3 things: 1, I'm glad this is helping people that need it, but lets make
sure those people aren't being worked to death, for next to nothing, in
exchange for our convenience like we've seen in China. 2. It'd be
good if this is environmentally and fiscally sustainable. I'd hate to fall
in love with it only to have it disappear because it dried up the resources
needed for it. 3. Honey got a promotion in General Conference this weekend in
one of the talks. Nice little boost there?
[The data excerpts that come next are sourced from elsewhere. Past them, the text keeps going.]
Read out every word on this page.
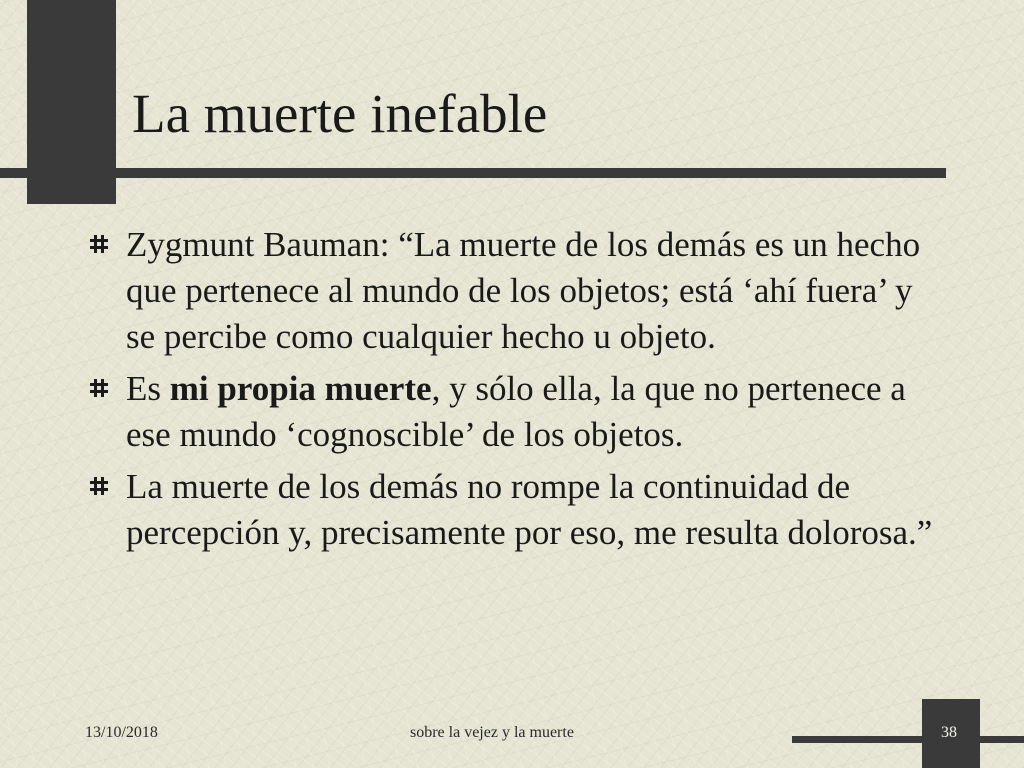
La muerte inefable
Zygmunt Bauman: “La muerte de los demás es un hecho que pertenece al mundo de los objetos; está ‘ahí fuera’ y se percibe como cualquier hecho u objeto.
Es mi propia muerte, y sólo ella, la que no pertenece a ese mundo ‘cognoscible’ de los objetos.
La muerte de los demás no rompe la continuidad de percepción y, precisamente por eso, me resulta dolorosa.”
13/10/2018	sobre la vejez y la muerte	38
There is almost no chance of being worked to death from beekeeping since it
requires very little work to maintain a healthy bee hive. Also, bees do not
deplete resources so that is also out. Pollination helps with plants and will
benefit the area.This is a great, small project that will benefit
the population. Good idea!
Pay no attention to the doubt caster behind the curtain... Steady income, better
access to clean water. All Aseda has to do is let bees do what they do
naturally, which is help plants pollinate and flourish. In return, making honey
for the distributor, whose employees can process it easily, with little
environmental impact, sell it for a profit, providing jobs here and a sweet food
product for us to purchase and enjoy. Being able to promote it at the LDS
General conference seems like good marketing. The beauty of a free market is the
ability to take advantage of good opportunities. It sounds like a win-win to me.
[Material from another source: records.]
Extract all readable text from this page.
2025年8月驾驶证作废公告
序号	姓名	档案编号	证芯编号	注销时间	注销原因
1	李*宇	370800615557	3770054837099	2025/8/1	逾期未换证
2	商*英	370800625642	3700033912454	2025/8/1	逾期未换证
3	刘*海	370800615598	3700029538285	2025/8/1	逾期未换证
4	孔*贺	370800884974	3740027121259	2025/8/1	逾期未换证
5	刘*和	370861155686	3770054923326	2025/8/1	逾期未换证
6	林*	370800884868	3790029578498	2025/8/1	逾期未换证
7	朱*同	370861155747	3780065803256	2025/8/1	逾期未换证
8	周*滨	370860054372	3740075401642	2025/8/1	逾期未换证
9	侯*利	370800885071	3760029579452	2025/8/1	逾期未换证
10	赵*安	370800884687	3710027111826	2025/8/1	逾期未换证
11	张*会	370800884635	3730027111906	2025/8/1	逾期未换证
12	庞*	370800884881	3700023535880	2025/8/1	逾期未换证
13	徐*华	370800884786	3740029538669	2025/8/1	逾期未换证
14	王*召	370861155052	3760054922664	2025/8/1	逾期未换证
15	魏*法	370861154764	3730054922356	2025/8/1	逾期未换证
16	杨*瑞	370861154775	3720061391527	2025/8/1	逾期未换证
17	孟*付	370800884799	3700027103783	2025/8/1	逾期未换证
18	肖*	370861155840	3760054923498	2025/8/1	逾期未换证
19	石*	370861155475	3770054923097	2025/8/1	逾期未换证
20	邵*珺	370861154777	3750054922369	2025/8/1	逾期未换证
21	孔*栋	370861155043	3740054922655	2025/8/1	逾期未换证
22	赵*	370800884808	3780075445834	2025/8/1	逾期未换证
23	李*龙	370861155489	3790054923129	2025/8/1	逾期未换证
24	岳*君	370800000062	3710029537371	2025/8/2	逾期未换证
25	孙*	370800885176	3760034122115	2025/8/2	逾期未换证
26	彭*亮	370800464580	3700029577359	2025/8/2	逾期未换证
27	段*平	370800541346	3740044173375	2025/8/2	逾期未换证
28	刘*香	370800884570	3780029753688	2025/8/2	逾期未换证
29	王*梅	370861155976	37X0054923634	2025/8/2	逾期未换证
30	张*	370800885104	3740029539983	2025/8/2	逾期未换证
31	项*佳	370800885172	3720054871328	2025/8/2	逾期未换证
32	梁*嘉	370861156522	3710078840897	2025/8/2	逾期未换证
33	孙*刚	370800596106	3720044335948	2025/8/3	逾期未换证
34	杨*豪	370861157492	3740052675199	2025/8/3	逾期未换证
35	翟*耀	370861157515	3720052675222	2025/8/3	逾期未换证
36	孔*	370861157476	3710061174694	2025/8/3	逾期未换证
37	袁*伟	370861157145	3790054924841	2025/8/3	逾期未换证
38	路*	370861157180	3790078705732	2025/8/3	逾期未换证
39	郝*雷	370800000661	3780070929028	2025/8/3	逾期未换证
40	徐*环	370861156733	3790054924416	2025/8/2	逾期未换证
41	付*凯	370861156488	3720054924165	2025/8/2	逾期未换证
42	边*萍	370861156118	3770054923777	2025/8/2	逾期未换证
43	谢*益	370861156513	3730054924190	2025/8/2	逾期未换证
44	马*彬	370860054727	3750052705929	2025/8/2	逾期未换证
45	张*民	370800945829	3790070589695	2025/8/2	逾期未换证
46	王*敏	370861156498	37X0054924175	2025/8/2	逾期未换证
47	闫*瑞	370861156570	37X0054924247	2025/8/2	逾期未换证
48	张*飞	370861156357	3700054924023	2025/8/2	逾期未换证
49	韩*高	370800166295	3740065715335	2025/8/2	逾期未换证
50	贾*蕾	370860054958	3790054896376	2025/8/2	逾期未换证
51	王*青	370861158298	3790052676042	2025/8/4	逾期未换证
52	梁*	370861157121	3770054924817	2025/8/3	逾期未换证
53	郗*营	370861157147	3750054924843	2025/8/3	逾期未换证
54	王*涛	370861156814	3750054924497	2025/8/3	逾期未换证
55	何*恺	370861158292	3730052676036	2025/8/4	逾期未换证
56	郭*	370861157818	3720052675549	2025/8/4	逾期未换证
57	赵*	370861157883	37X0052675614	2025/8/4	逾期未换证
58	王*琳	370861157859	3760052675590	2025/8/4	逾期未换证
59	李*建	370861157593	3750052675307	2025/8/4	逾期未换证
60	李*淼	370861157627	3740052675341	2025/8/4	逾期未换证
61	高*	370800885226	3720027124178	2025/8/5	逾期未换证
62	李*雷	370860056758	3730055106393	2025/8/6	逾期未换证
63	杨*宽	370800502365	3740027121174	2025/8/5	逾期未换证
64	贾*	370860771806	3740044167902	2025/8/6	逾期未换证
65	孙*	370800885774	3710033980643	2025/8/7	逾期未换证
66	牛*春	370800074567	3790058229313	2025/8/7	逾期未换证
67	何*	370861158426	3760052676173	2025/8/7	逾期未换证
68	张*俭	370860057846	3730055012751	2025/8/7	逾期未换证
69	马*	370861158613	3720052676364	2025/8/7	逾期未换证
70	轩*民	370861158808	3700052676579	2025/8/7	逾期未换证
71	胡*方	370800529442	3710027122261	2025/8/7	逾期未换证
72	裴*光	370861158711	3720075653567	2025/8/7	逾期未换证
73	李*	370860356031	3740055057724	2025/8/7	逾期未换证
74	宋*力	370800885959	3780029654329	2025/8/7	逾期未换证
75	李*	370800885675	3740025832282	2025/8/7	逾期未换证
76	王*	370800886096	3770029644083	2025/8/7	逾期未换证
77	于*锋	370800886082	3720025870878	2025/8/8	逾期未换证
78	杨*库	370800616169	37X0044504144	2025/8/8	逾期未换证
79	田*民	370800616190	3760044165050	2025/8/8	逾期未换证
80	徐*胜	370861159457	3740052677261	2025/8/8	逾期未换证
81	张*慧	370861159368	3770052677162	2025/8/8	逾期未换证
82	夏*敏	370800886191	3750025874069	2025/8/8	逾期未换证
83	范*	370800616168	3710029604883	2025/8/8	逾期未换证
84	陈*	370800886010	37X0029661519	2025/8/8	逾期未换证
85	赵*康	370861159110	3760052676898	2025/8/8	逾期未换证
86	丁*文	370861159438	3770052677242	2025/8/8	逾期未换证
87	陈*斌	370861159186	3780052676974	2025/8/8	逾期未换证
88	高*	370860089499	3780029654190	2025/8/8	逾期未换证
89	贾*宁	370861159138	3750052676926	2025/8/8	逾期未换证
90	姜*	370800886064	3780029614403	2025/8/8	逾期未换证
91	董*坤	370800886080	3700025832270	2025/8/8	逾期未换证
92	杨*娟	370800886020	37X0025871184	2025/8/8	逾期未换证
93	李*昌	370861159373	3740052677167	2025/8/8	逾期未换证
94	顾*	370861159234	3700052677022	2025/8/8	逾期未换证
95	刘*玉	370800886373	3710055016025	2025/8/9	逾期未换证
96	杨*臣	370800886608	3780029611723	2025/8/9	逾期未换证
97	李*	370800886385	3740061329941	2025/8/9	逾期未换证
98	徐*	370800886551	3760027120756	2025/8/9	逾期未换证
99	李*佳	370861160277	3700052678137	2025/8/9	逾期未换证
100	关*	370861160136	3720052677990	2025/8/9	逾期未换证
I am entirely in favor of helping the people there, as well as anywhere, make
use of their resources and improve lives. That said, I think it would be
preferable for the market to be closer to home, and also benefit the people in
that locale with a good product. Utahns should eat honey produced in their own
areas, and it is great that more small beekeeping companies are developing close
to home. Food, like government, should be taken care of close to home and
utilized close to home.
So which stores in Utah carry it? I'm willing to give it a try!